The door actually split down the middle and, with judicious shoving, I freed myself . . . and promptly tripped over two unconscious devil worshippers.

Sinclair was a whirl of activity; I could only get the occasional glimpse of him when he managed to knock a bad guy away from him. And I realized why the door had been broken—he’d thrown someone into it so hard, the flimsy closet door had cracked.

I tried to figure out who to help. Calling the cops was out, for obvious reasons. Getting between Betsy and Laura would be a quick and painful way to commit suicide.

So when a hooded jerk ran past me I caught him by the back of his robe, yanked him back, and smashed my elbow into the hinge of his jaw.

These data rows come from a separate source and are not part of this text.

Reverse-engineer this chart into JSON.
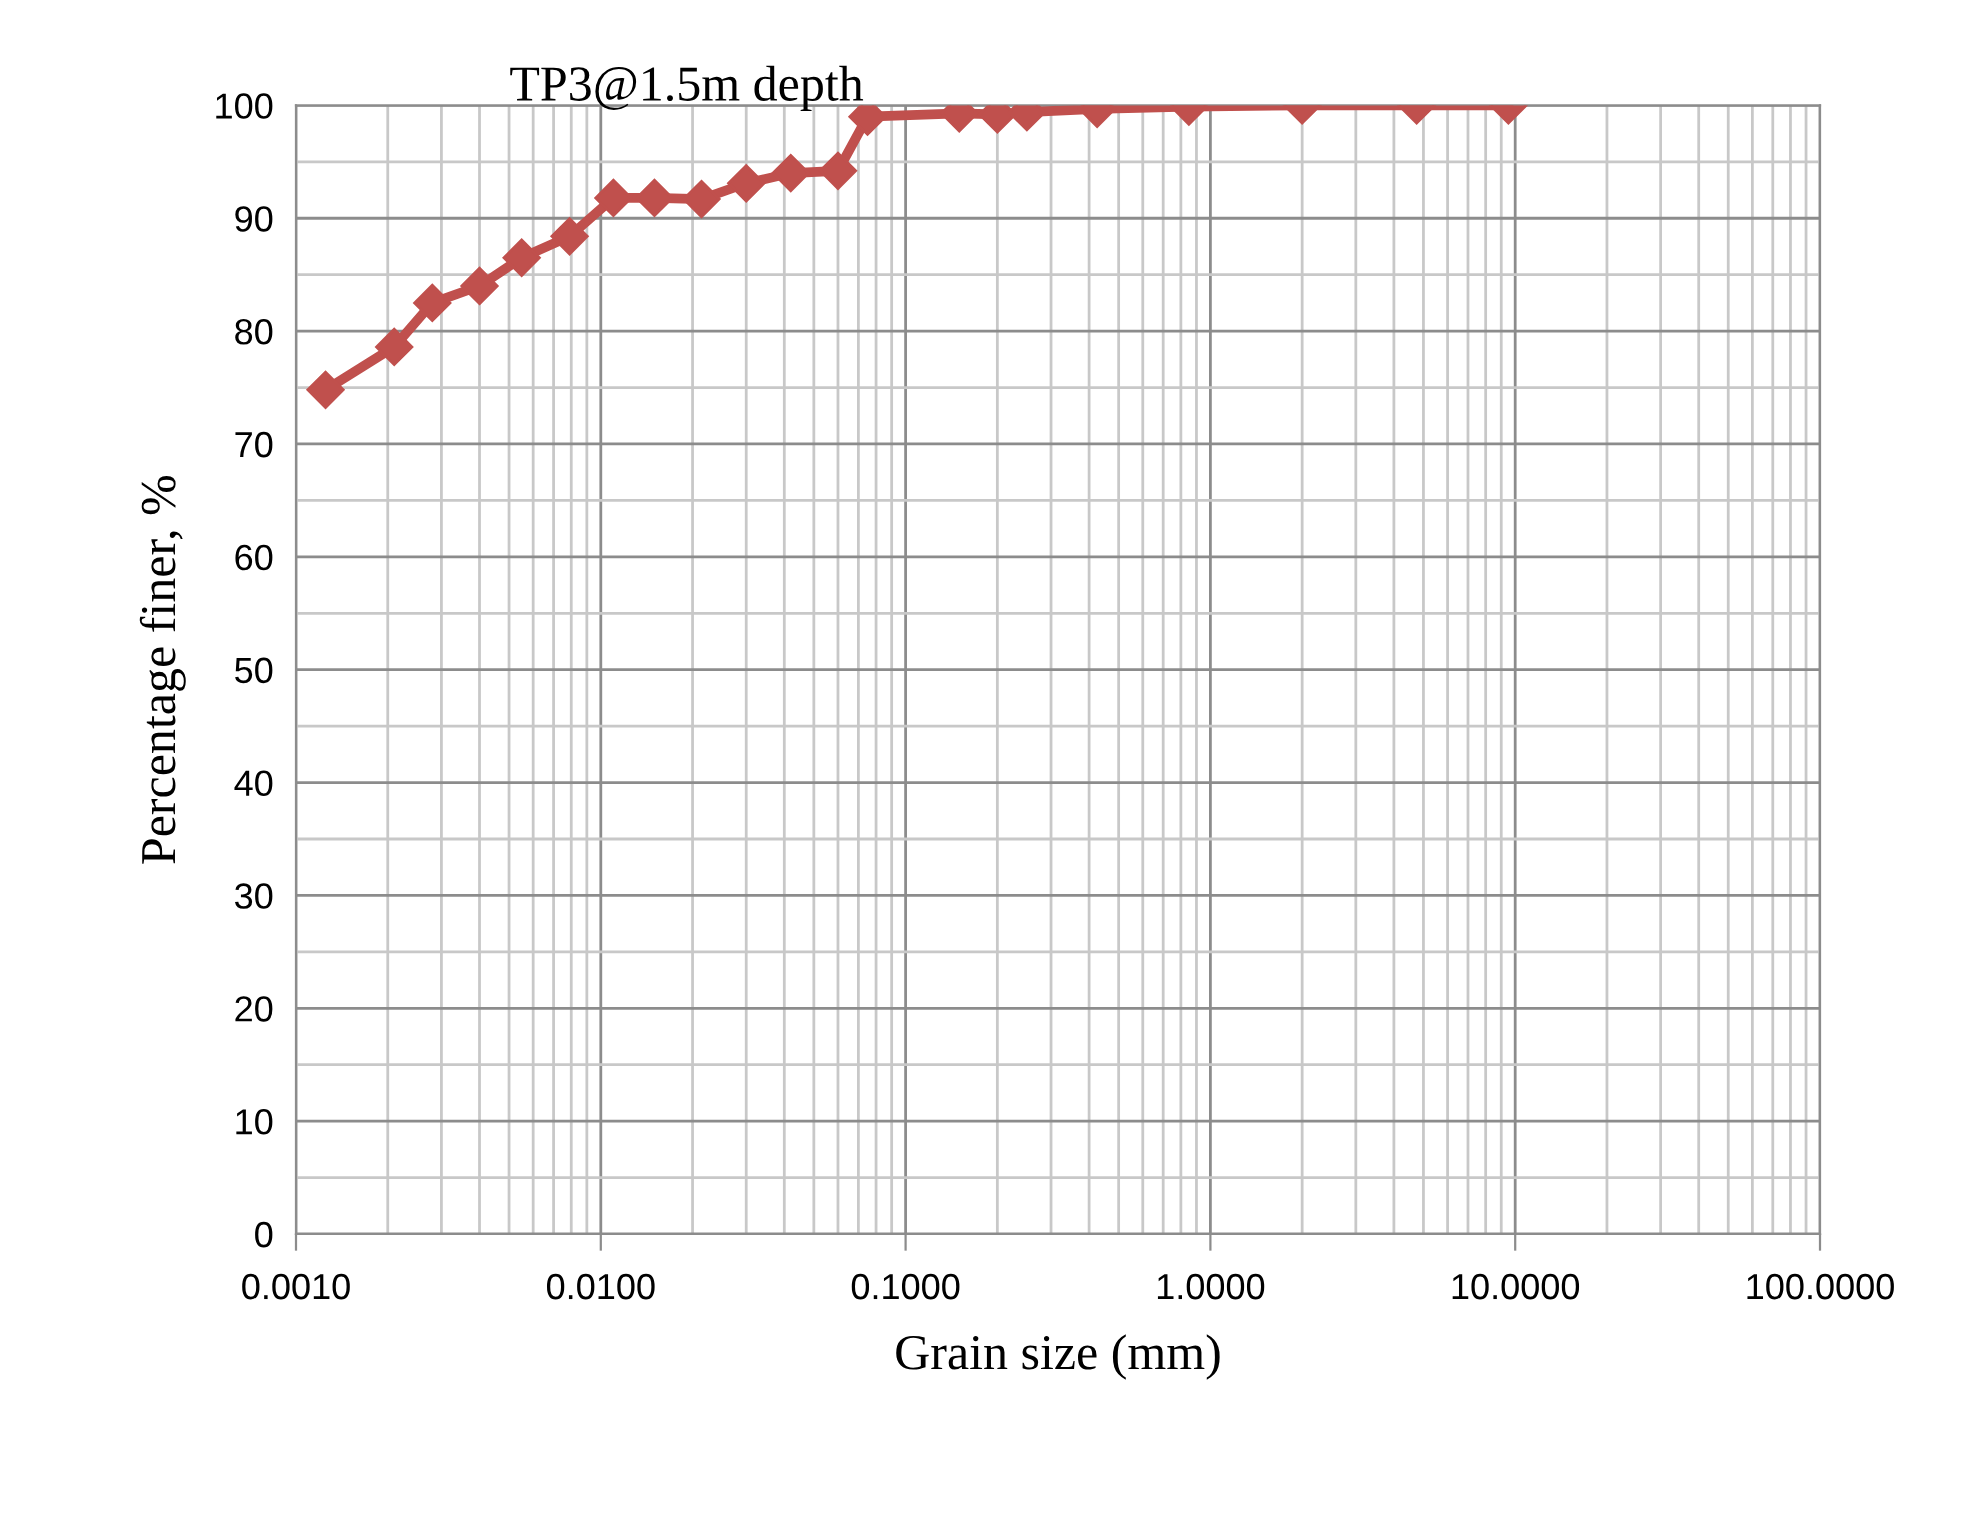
{
  "chart_data": {
    "type": "line",
    "title": "TP3@1.5m depth",
    "xlabel": "Grain size (mm)",
    "ylabel": "Percentage finer, %",
    "log": "x",
    "grid": true,
    "marker": "diamond",
    "line_style": "solid",
    "legend": false,
    "xlim": [
      0.001,
      100
    ],
    "ylim": [
      0,
      100
    ],
    "xticks": [
      {
        "value": 0.001,
        "label": "0.0010"
      },
      {
        "value": 0.01,
        "label": "0.0100"
      },
      {
        "value": 0.1,
        "label": "0.1000"
      },
      {
        "value": 1,
        "label": "1.0000"
      },
      {
        "value": 10,
        "label": "10.0000"
      },
      {
        "value": 100,
        "label": "100.0000"
      }
    ],
    "yticks": [
      0,
      10,
      20,
      30,
      40,
      50,
      60,
      70,
      80,
      90,
      100
    ],
    "series": [
      {
        "color": "#c0504d",
        "x": [
          0.00125,
          0.0021,
          0.0028,
          0.004,
          0.0055,
          0.0079,
          0.011,
          0.015,
          0.0214,
          0.03,
          0.042,
          0.06,
          0.075,
          0.15,
          0.2,
          0.25,
          0.425,
          0.85,
          2,
          4.75,
          9.5
        ],
        "values": [
          74.8,
          78.6,
          82.5,
          84.0,
          86.5,
          88.4,
          91.8,
          91.8,
          91.7,
          93.1,
          94.0,
          94.2,
          99.0,
          99.3,
          99.2,
          99.4,
          99.7,
          99.9,
          100,
          100,
          100
        ]
      }
    ]
  }
}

“That’ll teach you to mess with a licensed physician,” I told the unconscious Satanist.

Then I ran to see if I could give Sinclair a hand.

Chapter 52

I ducked again as her Hellfire sword whistled over my head, and sidestepped so quickly I tripped over a chair. I was in such a hurry to scramble to my feet that for a few seconds I ran in place, like the Road Runner.

Then I was up and backing away again.

“You came back too soon,” Laura said, circling me. Her knuckles were white on the sword hilt. If my eyes could water, they would have. It was like she was holding the sun.

“Tell me about it,” I retorted. And I thought I had problems on the Cape? Good God, I didn’t know what problems were. “I should have left BabyJon in charge.”

“You never mind about him.”

“Your mother infected him, too,” I said brightly as a wonderful idea came to me.

“You shut up.”

“Yep. He’s got demonic unholy powers—just like you!”

“I said. Shut. Up.”

“You know what they say . . . like mother, like dau—”

She forgot about the sword and, the minute she wasn’t concentrating on it, it disappeared . . . back to hell, or whatever unholy armory her weapons came from.

She hooked her long, slender fingers into claws and ran straight at me. They looked very long and very sharp. And pink! Blech.

I managed to grab her by the wrists and keep her hands away from my face. Sure, it was a cliche, but she really was trying to dig her fingers into my eye sockets.